Beyond reviewing report cards and test scores, Garcia and Noriega look closely at whom the students associate with and how involved they are with school and extracurricular activities. Students who seem to care only about their social standing in their peer group, to the exclusion of interest in sports or grades, are definitely seen as "at-risk," they said.
An important remedial step is to take as much time as they can to talk with students about their lives and in many ways, they said, this is the most fulfilling and challenging aspect of their jobs.
"I'll be kind of like their homeboy," Garcia said. "I tell them 'I am not your principal, teacher or your mom and dad. So you can stop acting like a punk with me and just chill out.'"
Once comfortable, the students often reveal that despite their young age — 11 to 14 years old — they face multiple sources of pressure and stress, including from their family situations, from the culture of the neighborhoods in which they live, and from academic and peer pressures.
"I have students break down in my office every day," Noriega concurred.
The two men often call in parents to provide additional intervention, but parental involvement isn't as easy as one would think, Garcia said.
Students will showcase gang colors and logos on their clothing, backpacks and binders, but parents still won't believe their children are at risk.
"We bring parents in and they are clueless. I get a lot of 'Not my child, I know my kid.' But every child lives a dual childhood, and no one tells their parents everything," Garcia said. "So we have to mentor the students and their parents."
Garcia recently recommended to a student's concerned mother that she "get rid of all his red clothes, his cell phone and computer," he said. Garcia said the Internet has become ample ground for gang rivalries, but also serves as an important tool to discern whether or not students are being drawn towards gangs.
He recalled a meeting last week with the parents of a 12-year-old girl. The parents were worried that her erratic behavior was a sign of drug use and other correlating behavior. Garcia was able to locate her Myspace Web page, where a picture of her boyfriend was prominently displayed.
"He's a well known Sureno," Garcia said. "Her parents were completely shocked. And while she isn't a Sureno herself yet, we knew she was associating with them. And that's where it starts."
Parents need to be wary and watchful, both men agreed.

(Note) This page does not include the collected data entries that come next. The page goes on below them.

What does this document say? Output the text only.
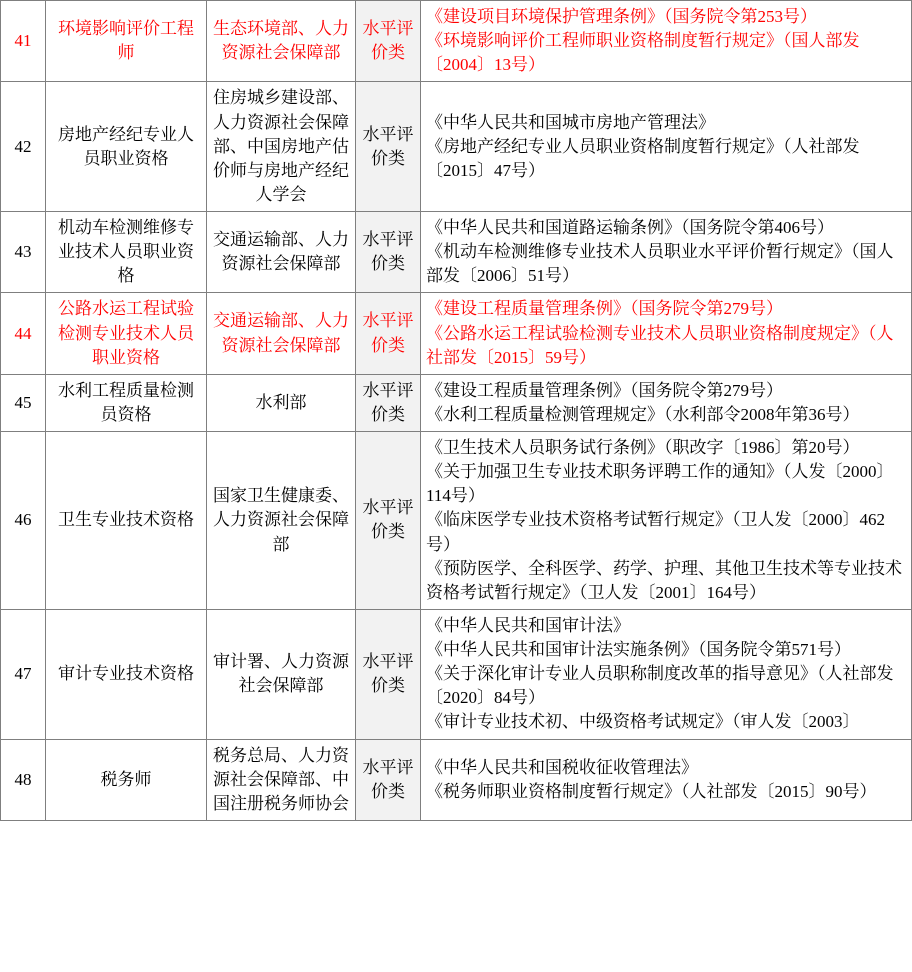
41	环境影响评价工程师	生态环境部、人力资源社会保障部	水平评价类	《建设项目环境保护管理条例》（国务院令第253号）
《环境影响评价工程师职业资格制度暂行规定》（国人部发〔2004〕13号）

42	房地产经纪专业人员职业资格	住房城乡建设部、人力资源社会保障部、中国房地产估价师与房地产经纪人学会	水平评价类	《中华人民共和国城市房地产管理法》
《房地产经纪专业人员职业资格制度暂行规定》（人社部发〔2015〕47号）

43	机动车检测维修专业技术人员职业资格	交通运输部、人力资源社会保障部	水平评价类	《中华人民共和国道路运输条例》（国务院令第406号）
《机动车检测维修专业技术人员职业水平评价暂行规定》（国人部发〔2006〕51号）

44	公路水运工程试验检测专业技术人员职业资格	交通运输部、人力资源社会保障部	水平评价类	《建设工程质量管理条例》（国务院令第279号）
《公路水运工程试验检测专业技术人员职业资格制度规定》（人社部发〔2015〕59号）

45	水利工程质量检测员资格	水利部	水平评价类	《建设工程质量管理条例》（国务院令第279号）
《水利工程质量检测管理规定》（水利部令2008年第36号）

46	卫生专业技术资格	国家卫生健康委、人力资源社会保障部	水平评价类	《卫生技术人员职务试行条例》（职改字〔1986〕第20号）
《关于加强卫生专业技术职务评聘工作的通知》（人发〔2000〕114号）
《临床医学专业技术资格考试暂行规定》（卫人发〔2000〕462号）
《预防医学、全科医学、药学、护理、其他卫生技术等专业技术资格考试暂行规定》（卫人发〔2001〕164号）

47	审计专业技术资格	审计署、人力资源社会保障部	水平评价类	《中华人民共和国审计法》
《中华人民共和国审计法实施条例》（国务院令第571号）
《关于深化审计专业人员职称制度改革的指导意见》（人社部发〔2020〕84号）
《审计专业技术初、中级资格考试规定》（审人发〔2003〕

48	税务师	税务总局、人力资源社会保障部、中国注册税务师协会	水平评价类	《中华人民共和国税收征收管理法》
《税务师职业资格制度暂行规定》（人社部发〔2015〕90号）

Garcia and Noriega regularly hang out around students both on campus and off. The two men will walk around neighborhoods like Latham Street and California Avenue, known gang territories, looking for familiar faces to talk to.
The neighborhoods they patrol aren't far from where the two grew up, living just six houses away from each other. Both were students at Graham and agree that at one point they were as susceptible to negative influences as any child they see in their offices.
"We have friends who are dead, and some are in prison," Noriega said.
He said he began to feel the pull toward gangs and criminal activity shortly after middle school, when his family moved to the Stockton area and he felt like an outsider. He said the experience helps him to relate to students who desperately want to fit in.
He attributes his "amazing parents" and his interest in sports with keeping him in line.
For Garcia, despite a difficult childhood, the gangs in his neighborhood were always unattractive, he said.
"My perspective of a gang was that to be in one you had to be a follower," he said. "And I always just wanted to do my own thing."
Though they will continue as counselors next year, their positions in the district are temporary, and this gives them cause for concern.
"I think we've helped to put a cap on things, and it's more mellow at the schools this year. But the downfall is the district won't think they need us. This position should always be here, and it doesn't nearly sum up what needs to happen," Garcia said.